What if a shareholder wants to retire from the business?
You should address this in your shareholder agreement. The departing shareholder usually provides existing shareholders with a right of first refusal before selling the shares to anyone else.
When a shareholder dies, what happens?
Unless this is addressed in the Shareholder Agreement, nominated beneficiaries may receive the shares of a deceased shareholder. For example, you could give your spouse, children, or even a charity. Especially small companies with a large proportion of shares owned by the deceased can face this issue.
To avoid these problems, many Shareholder Agreements provide that the company will obtain an independent valuation of those shares and buy them from the deceased shareholder’s estate under the fair market value.
Shareholder Disputes & Franchising Issues
Shareholder agreements are legally binding
Yes. Shareholder agreements must comply with legal requirements (i.e., all relevant parties must sign them).
The Corporations Act of 2001 and ordinary principles of Australian contract law apply to any shareholder agreement. The Act is likely to prevail if the Shareholder Agreement violates it in any way. This means that the part of the Agreement that does not comply will be overridden.
If a shareholder agreement violation occurs, what happens?
In case of a breach, a shareholder agreement should specify what will happen. Depending on the nature of the shareholder agreement, unresolved violations may prevent shareholders from voting at shareholder meetings for some time.
The company can buy the defaulting shareholder’s shares and remove him if he does not rectify the breach on schedule.
What happens if the Shareholders disagree?
It is essential to clarify the process in the Shareholder Agreement. It’s up to shareholders to choose the process that works best for their situation. The majority of Shareholder Agreements establish a procedure requiring parties that disagree to first put their disagreement in writing, then arrange a meeting.
If a dispute does not resolve within a specified timeframe, it may require mediation or arbitration.
Can you force shareholders out?
While this is possible, Shareholder Agreements can protect against it.
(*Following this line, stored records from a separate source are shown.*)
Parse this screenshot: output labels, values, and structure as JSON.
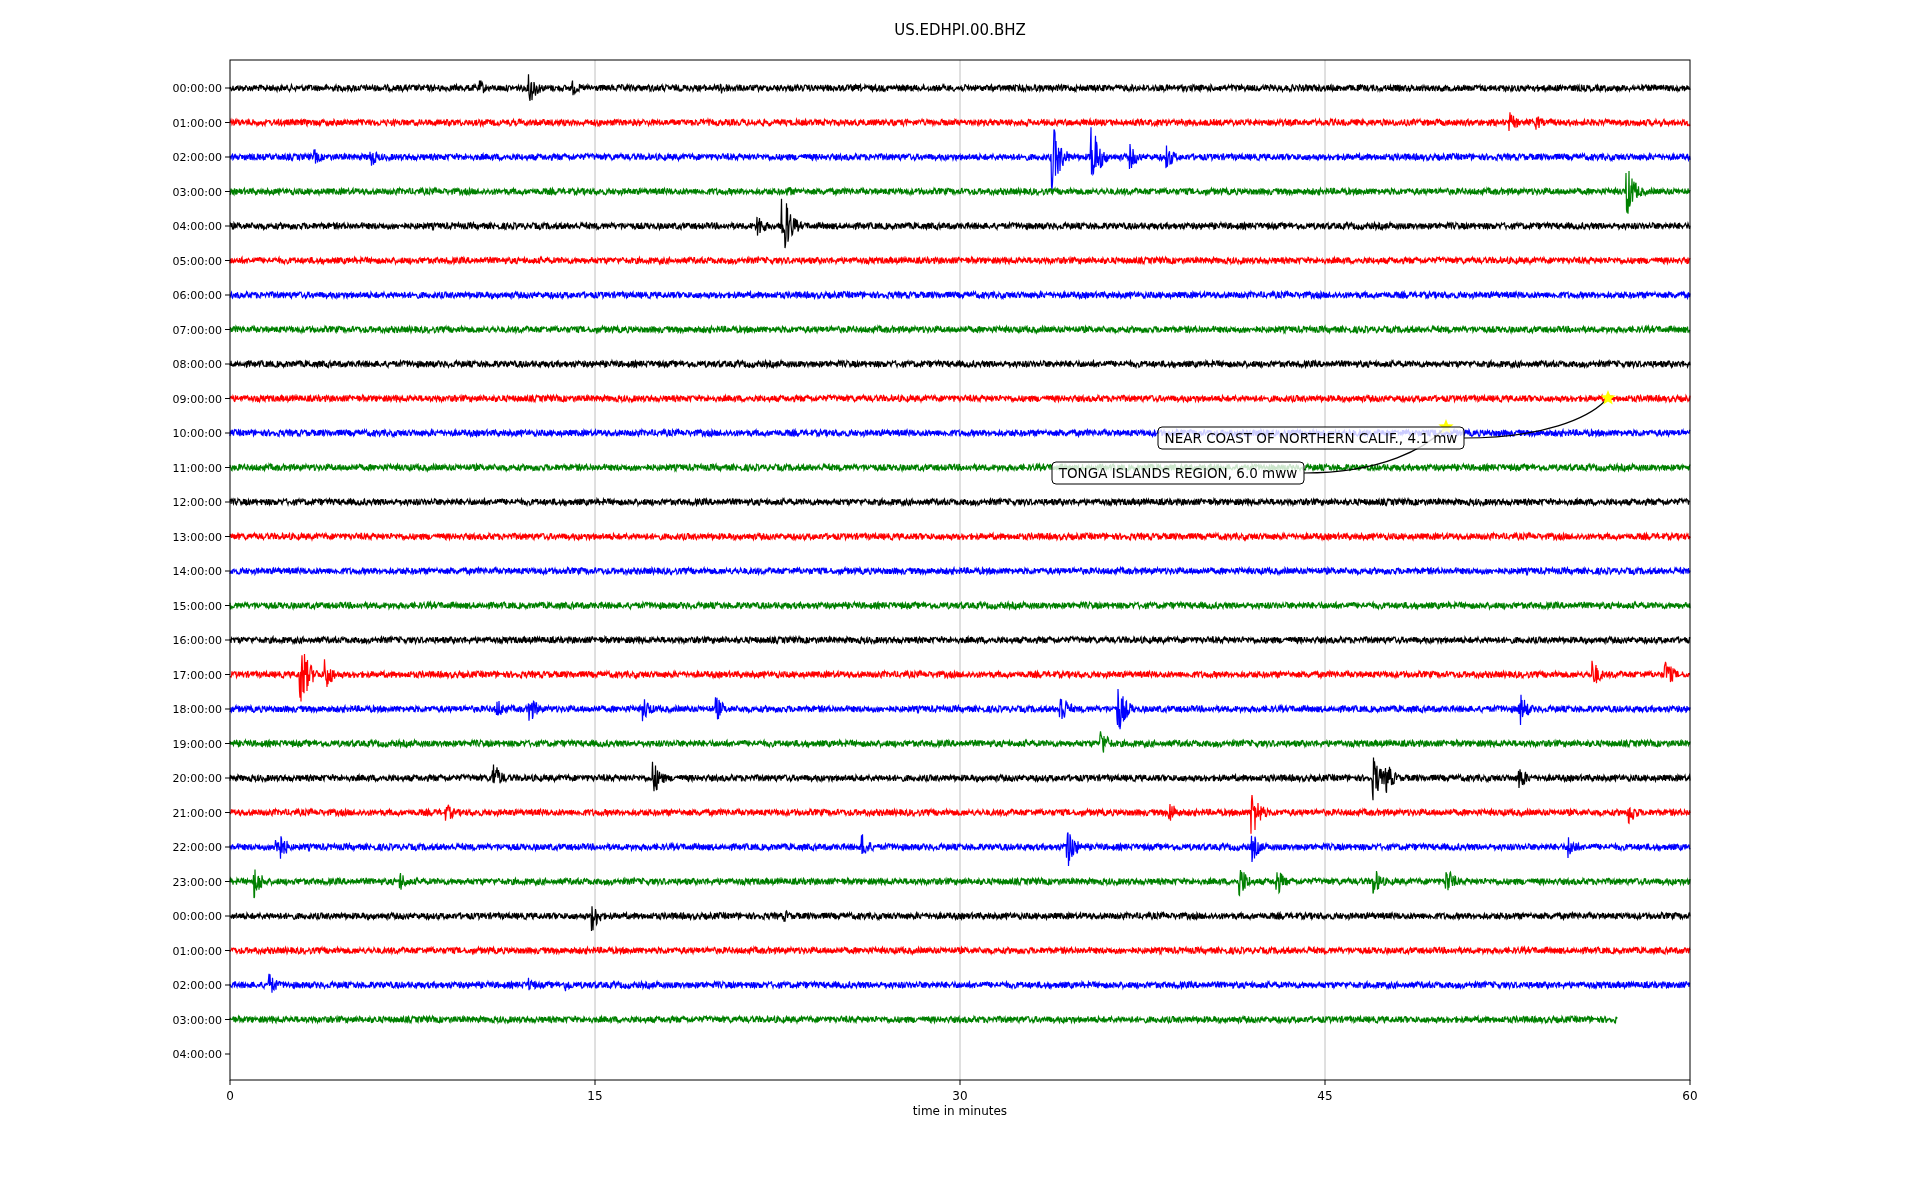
{
  "plot": {
    "title": "US.EDHPI.00.BHZ",
    "xlabel": "time in minutes",
    "xticks": [
      "0",
      "15",
      "30",
      "45",
      "60"
    ],
    "rows": [
      {
        "label": "00:00:00",
        "color": "#000000"
      },
      {
        "label": "01:00:00",
        "color": "#ff0000"
      },
      {
        "label": "02:00:00",
        "color": "#0000ff"
      },
      {
        "label": "03:00:00",
        "color": "#008000"
      },
      {
        "label": "04:00:00",
        "color": "#000000"
      },
      {
        "label": "05:00:00",
        "color": "#ff0000"
      },
      {
        "label": "06:00:00",
        "color": "#0000ff"
      },
      {
        "label": "07:00:00",
        "color": "#008000"
      },
      {
        "label": "08:00:00",
        "color": "#000000"
      },
      {
        "label": "09:00:00",
        "color": "#ff0000"
      },
      {
        "label": "10:00:00",
        "color": "#0000ff"
      },
      {
        "label": "11:00:00",
        "color": "#008000"
      },
      {
        "label": "12:00:00",
        "color": "#000000"
      },
      {
        "label": "13:00:00",
        "color": "#ff0000"
      },
      {
        "label": "14:00:00",
        "color": "#0000ff"
      },
      {
        "label": "15:00:00",
        "color": "#008000"
      },
      {
        "label": "16:00:00",
        "color": "#000000"
      },
      {
        "label": "17:00:00",
        "color": "#ff0000"
      },
      {
        "label": "18:00:00",
        "color": "#0000ff"
      },
      {
        "label": "19:00:00",
        "color": "#008000"
      },
      {
        "label": "20:00:00",
        "color": "#000000"
      },
      {
        "label": "21:00:00",
        "color": "#ff0000"
      },
      {
        "label": "22:00:00",
        "color": "#0000ff"
      },
      {
        "label": "23:00:00",
        "color": "#008000"
      },
      {
        "label": "00:00:00",
        "color": "#000000"
      },
      {
        "label": "01:00:00",
        "color": "#ff0000"
      },
      {
        "label": "02:00:00",
        "color": "#0000ff"
      },
      {
        "label": "03:00:00",
        "color": "#008000"
      },
      {
        "label": "04:00:00"
      }
    ],
    "annotations": [
      {
        "text": "TONGA ISLANDS REGION, 6.0 mww",
        "color": "#ffff00"
      },
      {
        "text": "NEAR COAST OF NORTHERN CALIF., 4.1 mw",
        "color": "#ffff00"
      }
    ]
  }
}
A share issuance that diluted the interest of an existing shareholder may result in that shareholder no longer having voting power. It would then be possible for the other shareholders to pass a resolution to force that shareholder out.
How can a Shareholder Agreement be terminated?
There should be a series of termination clauses in your Shareholder Agreement. Usually, termination occurs in the following situations:
- The shareholders have agreed to it
- When a company ceases to operate and dissolves
- A single shareholder receives all the shares, and
- Initial public offerings (IPOs) by the company
The Shareholder Agreement may be terminated by agreement between the parties and according to the usual principles of contract law, even if it does not explicitly address how and when to terminate.